Also, CW is a horrible peson, but she also is fearless. Provoking Bubbles some more could lead to her being broken in two and she just doesn't care.
jheartney:
--- Quote from: Penquin47 on 05 Apr 2016, 19:29 ---Main advantages humans have over rovers: intelligence and judgment. You can "program" a human with a lot more tasks at once than a rover, because if a human runs into an unforeseen development, they have training and judgment to decide how to proceed, rather than having to call home, wait while the scientists on Earth figure out what to do based on limited data, and receive new instructions.
Example: one of the Venus landers was supposed to extend a probe to test the compressability of the Venusian surface. Due to bad luck, it ended up measuring the compressability of the lens cap of its camera. For a human, this is a five-second fix - kick the lens cap out of the way or move the probe five centimeters thataway. For the lander, this was unsolvable.
--- End quote ---
The Venus landers are a great example of why you have to use probes rather than manned missions. There's absolutely no way, using current tech, that you could get a human down to the hellish surface of Venus, keep them alive there for any length of time, and get them back off the planet and out of its gravity well. Even if the example were the far more hospitable Mars, you could send a second, third and fourth probe, and keep them all going for years, for a fraction of what it would cost to send a human.

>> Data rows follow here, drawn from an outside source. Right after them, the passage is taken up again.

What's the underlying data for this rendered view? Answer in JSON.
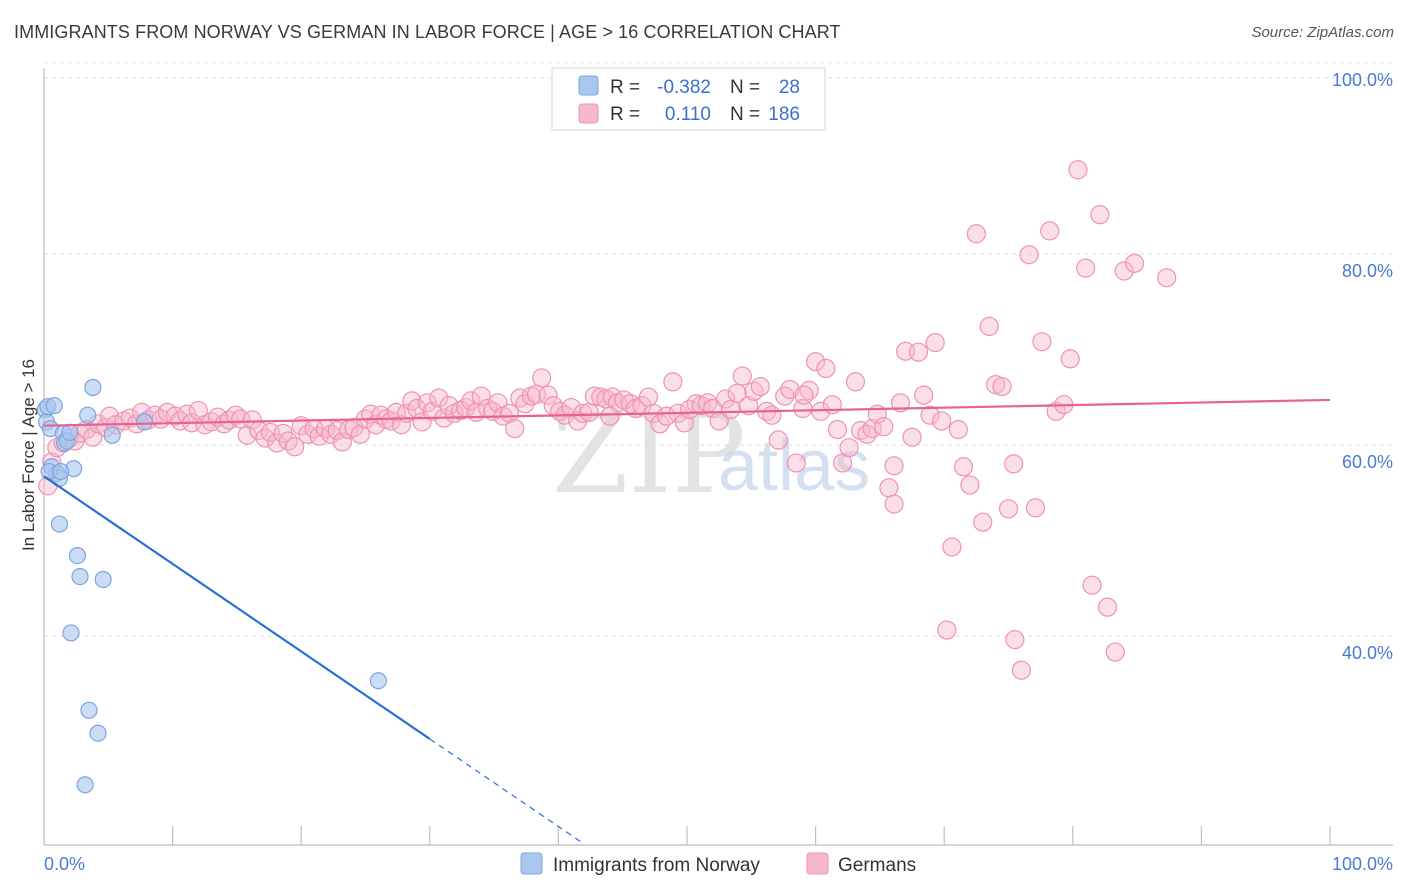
{
  "title": "IMMIGRANTS FROM NORWAY VS GERMAN IN LABOR FORCE | AGE > 16 CORRELATION CHART",
  "source": "Source: ZipAtlas.com",
  "watermark": {
    "zip": "ZIP",
    "atlas": "atlas"
  },
  "colors": {
    "norway_fill": "#a9c6ee",
    "norway_stroke": "#7aa5dd",
    "norway_line": "#2a6fd4",
    "german_fill": "#f6b8cc",
    "german_stroke": "#ee93b1",
    "german_line": "#e8628f",
    "grid": "#dddddd",
    "axis_text": "#4a7bd0"
  },
  "legend": {
    "rows": [
      {
        "r_label": "R =",
        "r_value": "-0.382",
        "n_label": "N =",
        "n_value": "28"
      },
      {
        "r_label": "R =",
        "r_value": "0.110",
        "n_label": "N =",
        "n_value": "186"
      }
    ]
  },
  "bottom_legend": {
    "norway": "Immigrants from Norway",
    "german": "Germans"
  },
  "chart_data": {
    "type": "scatter",
    "title": "IMMIGRANTS FROM NORWAY VS GERMAN IN LABOR FORCE | AGE > 16 CORRELATION CHART",
    "xlabel": "",
    "ylabel": "In Labor Force | Age > 16",
    "xlim": [
      0,
      100
    ],
    "ylim": [
      20,
      102
    ],
    "x_tick_labels": [
      "0.0%",
      "100.0%"
    ],
    "y_tick_values": [
      40,
      60,
      80,
      100
    ],
    "y_tick_labels": [
      "40.0%",
      "60.0%",
      "80.0%",
      "100.0%"
    ],
    "grid": true,
    "series": [
      {
        "name": "Immigrants from Norway",
        "R": -0.382,
        "N": 28,
        "trend": {
          "x0": 0,
          "y0": 58.5,
          "x1": 30,
          "y1": 31,
          "dashed_to_x": 42,
          "dashed_to_y": 20
        },
        "points": [
          [
            0.1,
            65.5
          ],
          [
            0.2,
            64.2
          ],
          [
            0.3,
            65.8
          ],
          [
            0.8,
            65.9
          ],
          [
            0.5,
            63.5
          ],
          [
            0.6,
            59.5
          ],
          [
            1.0,
            58.8
          ],
          [
            1.2,
            58.3
          ],
          [
            0.4,
            59.0
          ],
          [
            1.5,
            63.0
          ],
          [
            1.6,
            62.0
          ],
          [
            1.8,
            62.2
          ],
          [
            2.0,
            63.1
          ],
          [
            2.3,
            59.3
          ],
          [
            3.4,
            64.9
          ],
          [
            3.8,
            67.8
          ],
          [
            5.3,
            62.8
          ],
          [
            7.8,
            64.2
          ],
          [
            1.2,
            53.5
          ],
          [
            2.6,
            50.2
          ],
          [
            2.8,
            48.0
          ],
          [
            4.6,
            47.7
          ],
          [
            2.1,
            42.1
          ],
          [
            3.5,
            34.0
          ],
          [
            4.2,
            31.6
          ],
          [
            3.2,
            26.2
          ],
          [
            26.0,
            37.1
          ],
          [
            1.3,
            59.0
          ]
        ]
      },
      {
        "name": "Germans",
        "R": 0.11,
        "N": 186,
        "trend": {
          "x0": 0,
          "y0": 63.8,
          "x1": 100,
          "y1": 66.5
        },
        "points": [
          [
            0.3,
            57.5
          ],
          [
            0.6,
            60.0
          ],
          [
            1.0,
            61.5
          ],
          [
            1.5,
            62.0
          ],
          [
            2.0,
            62.5
          ],
          [
            2.4,
            62.2
          ],
          [
            2.8,
            63.0
          ],
          [
            3.3,
            63.4
          ],
          [
            3.8,
            62.6
          ],
          [
            4.2,
            64.0
          ],
          [
            4.8,
            63.6
          ],
          [
            5.1,
            64.8
          ],
          [
            5.6,
            63.9
          ],
          [
            6.2,
            64.3
          ],
          [
            6.7,
            64.6
          ],
          [
            7.2,
            64.0
          ],
          [
            7.6,
            65.2
          ],
          [
            8.1,
            64.4
          ],
          [
            8.6,
            64.9
          ],
          [
            9.1,
            64.5
          ],
          [
            9.6,
            65.2
          ],
          [
            10.2,
            64.8
          ],
          [
            10.6,
            64.3
          ],
          [
            11.1,
            65.0
          ],
          [
            11.5,
            64.1
          ],
          [
            12.0,
            65.4
          ],
          [
            12.5,
            63.9
          ],
          [
            13.0,
            64.2
          ],
          [
            13.5,
            64.7
          ],
          [
            14.0,
            64.0
          ],
          [
            14.4,
            64.4
          ],
          [
            14.9,
            64.9
          ],
          [
            15.3,
            64.5
          ],
          [
            15.8,
            62.8
          ],
          [
            16.2,
            64.4
          ],
          [
            16.7,
            63.3
          ],
          [
            17.2,
            62.5
          ],
          [
            17.6,
            63.1
          ],
          [
            18.1,
            62.0
          ],
          [
            18.6,
            63.0
          ],
          [
            19.0,
            62.2
          ],
          [
            19.5,
            61.6
          ],
          [
            20.0,
            63.8
          ],
          [
            20.5,
            62.9
          ],
          [
            21.0,
            63.5
          ],
          [
            21.4,
            62.7
          ],
          [
            21.9,
            63.5
          ],
          [
            22.3,
            62.9
          ],
          [
            22.8,
            63.3
          ],
          [
            23.2,
            62.1
          ],
          [
            23.7,
            63.4
          ],
          [
            24.1,
            63.6
          ],
          [
            24.6,
            62.9
          ],
          [
            25.0,
            64.5
          ],
          [
            25.4,
            65.0
          ],
          [
            25.8,
            63.9
          ],
          [
            26.2,
            64.9
          ],
          [
            26.6,
            64.5
          ],
          [
            27.0,
            64.3
          ],
          [
            27.4,
            65.2
          ],
          [
            27.8,
            63.9
          ],
          [
            28.2,
            65.1
          ],
          [
            28.6,
            66.4
          ],
          [
            29.0,
            65.6
          ],
          [
            29.4,
            64.2
          ],
          [
            29.8,
            66.2
          ],
          [
            30.2,
            65.3
          ],
          [
            30.7,
            66.7
          ],
          [
            31.1,
            64.6
          ],
          [
            31.5,
            65.9
          ],
          [
            31.9,
            65.1
          ],
          [
            32.4,
            65.4
          ],
          [
            32.8,
            65.7
          ],
          [
            33.2,
            66.4
          ],
          [
            33.6,
            65.2
          ],
          [
            34.0,
            66.9
          ],
          [
            34.5,
            65.6
          ],
          [
            34.9,
            65.3
          ],
          [
            35.3,
            66.2
          ],
          [
            35.7,
            64.8
          ],
          [
            36.2,
            65.1
          ],
          [
            36.6,
            63.5
          ],
          [
            37.0,
            66.7
          ],
          [
            37.4,
            66.1
          ],
          [
            37.9,
            66.9
          ],
          [
            38.3,
            67.1
          ],
          [
            38.7,
            68.8
          ],
          [
            39.2,
            67.0
          ],
          [
            39.6,
            65.9
          ],
          [
            40.1,
            65.3
          ],
          [
            40.5,
            64.9
          ],
          [
            41.0,
            65.7
          ],
          [
            41.5,
            64.3
          ],
          [
            41.9,
            65.1
          ],
          [
            42.4,
            65.2
          ],
          [
            42.8,
            66.9
          ],
          [
            43.3,
            66.8
          ],
          [
            43.7,
            66.6
          ],
          [
            44.2,
            66.8
          ],
          [
            44.6,
            66.2
          ],
          [
            45.1,
            66.5
          ],
          [
            45.6,
            66.1
          ],
          [
            46.0,
            65.6
          ],
          [
            46.5,
            65.9
          ],
          [
            47.0,
            66.8
          ],
          [
            47.4,
            65.1
          ],
          [
            47.9,
            64.0
          ],
          [
            48.4,
            64.8
          ],
          [
            48.9,
            68.4
          ],
          [
            49.3,
            65.1
          ],
          [
            49.8,
            64.1
          ],
          [
            50.2,
            65.5
          ],
          [
            50.7,
            66.1
          ],
          [
            51.1,
            65.9
          ],
          [
            51.6,
            66.2
          ],
          [
            52.0,
            65.6
          ],
          [
            52.5,
            64.3
          ],
          [
            53.0,
            66.6
          ],
          [
            53.4,
            65.5
          ],
          [
            53.9,
            67.2
          ],
          [
            54.3,
            69.0
          ],
          [
            54.8,
            65.9
          ],
          [
            55.2,
            67.4
          ],
          [
            55.7,
            67.9
          ],
          [
            56.2,
            65.3
          ],
          [
            56.6,
            64.9
          ],
          [
            57.1,
            62.3
          ],
          [
            57.6,
            66.9
          ],
          [
            58.0,
            67.6
          ],
          [
            58.5,
            59.9
          ],
          [
            59.0,
            65.6
          ],
          [
            59.5,
            67.5
          ],
          [
            60.0,
            70.5
          ],
          [
            60.4,
            65.3
          ],
          [
            60.8,
            69.8
          ],
          [
            61.3,
            66.0
          ],
          [
            61.7,
            63.4
          ],
          [
            62.1,
            59.9
          ],
          [
            62.6,
            61.5
          ],
          [
            63.1,
            68.4
          ],
          [
            63.5,
            63.3
          ],
          [
            64.0,
            62.9
          ],
          [
            64.4,
            63.5
          ],
          [
            64.8,
            65.0
          ],
          [
            65.3,
            63.7
          ],
          [
            65.7,
            57.3
          ],
          [
            66.1,
            55.6
          ],
          [
            66.6,
            66.2
          ],
          [
            67.0,
            71.6
          ],
          [
            67.5,
            62.6
          ],
          [
            68.0,
            71.5
          ],
          [
            68.4,
            67.0
          ],
          [
            68.9,
            64.9
          ],
          [
            69.3,
            72.5
          ],
          [
            69.8,
            64.3
          ],
          [
            70.2,
            42.4
          ],
          [
            70.6,
            51.1
          ],
          [
            71.1,
            63.4
          ],
          [
            71.5,
            59.5
          ],
          [
            72.0,
            57.6
          ],
          [
            72.5,
            83.9
          ],
          [
            73.0,
            53.7
          ],
          [
            73.5,
            74.2
          ],
          [
            74.0,
            68.1
          ],
          [
            74.5,
            67.9
          ],
          [
            75.0,
            55.1
          ],
          [
            75.5,
            41.4
          ],
          [
            76.0,
            38.2
          ],
          [
            76.6,
            81.7
          ],
          [
            77.1,
            55.2
          ],
          [
            77.6,
            72.6
          ],
          [
            78.2,
            84.2
          ],
          [
            78.7,
            65.3
          ],
          [
            79.3,
            66.0
          ],
          [
            79.8,
            70.8
          ],
          [
            80.4,
            90.6
          ],
          [
            81.0,
            80.3
          ],
          [
            81.5,
            47.1
          ],
          [
            82.1,
            85.9
          ],
          [
            82.7,
            44.8
          ],
          [
            83.3,
            40.1
          ],
          [
            84.0,
            80.0
          ],
          [
            84.8,
            80.8
          ],
          [
            87.3,
            79.3
          ],
          [
            66.1,
            59.6
          ],
          [
            75.4,
            59.8
          ],
          [
            59.1,
            67.0
          ],
          [
            44.0,
            64.8
          ]
        ]
      }
    ]
  }
}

It's why we haven't had a manned exploration mission outside near Earth orbit since Apollo, and why even in orbit the heavy lifting is done by unmanned devices.
The U.S. currently has no domestic manned space launch capability. The shuttle was hideously expensive, highly problematic (two disastrous fatal missions), and in the end had no important mission other than building the International Space Station. Of course the ISS' most important reason for being was to give the shuttle something to do. It was all circular and kind of dumb (though it made a lot of money for contractors spread over a large collection of congressional districts, the real reason the program kept going).
The question isn't whether or not you'd get some decent science out of a manned Mars mission. It's whether you couldn't get a lot more science out of the same budget applied to an unmanned approach.